Even though we are in the midst of negotiations to solve our state’s budget deficit, this is still a good time to be thinking about HOW that process works. Yesterday, Senator Cohen assembled an omnibus budget process reform bill (SF 3363) that we hope will eventually become law. Although we don’t have a position on every element in the bill, there are some very important provisions that we strongly support (you can also read my testimony from the Senate Finance Committee hearing):
- Let’s fix the forecast! In 2002, policymakers changed the law so that our state’s economic forecasts no longer include the impact of inflation on most areas of state spending. Putting inflation back in the forecast is a wise move that is long overdue. The forecast should give us all the information we need to make good budget decisions. For more background on this issue, visit our website.
- We love information! And the Senate budget reform package includes some requirements to improve the depth and breadth of information included in the Governor’s budget books. That’s great…more data means that both policymakers and the public will be better informed as we debate the issues.
- Build the reserves!

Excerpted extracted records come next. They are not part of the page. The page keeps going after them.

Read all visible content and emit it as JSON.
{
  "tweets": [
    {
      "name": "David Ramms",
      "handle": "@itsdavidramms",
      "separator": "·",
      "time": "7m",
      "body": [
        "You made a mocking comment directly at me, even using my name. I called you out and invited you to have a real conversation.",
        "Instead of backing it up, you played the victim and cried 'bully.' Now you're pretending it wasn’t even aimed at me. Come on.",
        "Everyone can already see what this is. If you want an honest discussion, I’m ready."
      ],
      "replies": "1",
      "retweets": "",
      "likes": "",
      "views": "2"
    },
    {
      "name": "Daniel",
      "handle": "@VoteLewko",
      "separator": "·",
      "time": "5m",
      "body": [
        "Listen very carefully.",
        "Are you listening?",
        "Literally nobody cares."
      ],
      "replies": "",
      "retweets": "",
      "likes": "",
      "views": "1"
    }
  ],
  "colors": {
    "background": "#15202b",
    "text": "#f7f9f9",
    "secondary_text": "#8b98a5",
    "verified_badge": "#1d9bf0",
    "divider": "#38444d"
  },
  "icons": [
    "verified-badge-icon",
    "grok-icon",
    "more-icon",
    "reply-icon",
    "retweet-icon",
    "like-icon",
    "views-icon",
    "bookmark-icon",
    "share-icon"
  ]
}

Not a sexy issue…but in times of deficit we are certainly relieved to know there is a little money in the bank to help soften the blow. The Senate package would implement a plan to automatically rebuild the reserves up to 5% of the biennual budget (about $1.8 billion…compared to the current $653 million). We support the idea of automatically directing funds the reserve. We also support a goal of 5%, although we recognize it will probably be hard to get there, it’s what Minnesota’s Council of Economic Advisors consistently recommends.
The Senate bill is now awaiting action on the Senate floor. Similar measures are also moving through the House. But any budget reform efforts may have a tough time becoming law; last year the Governor cited the inflation in the forecast provision as the reason why he vetoed the tax bill.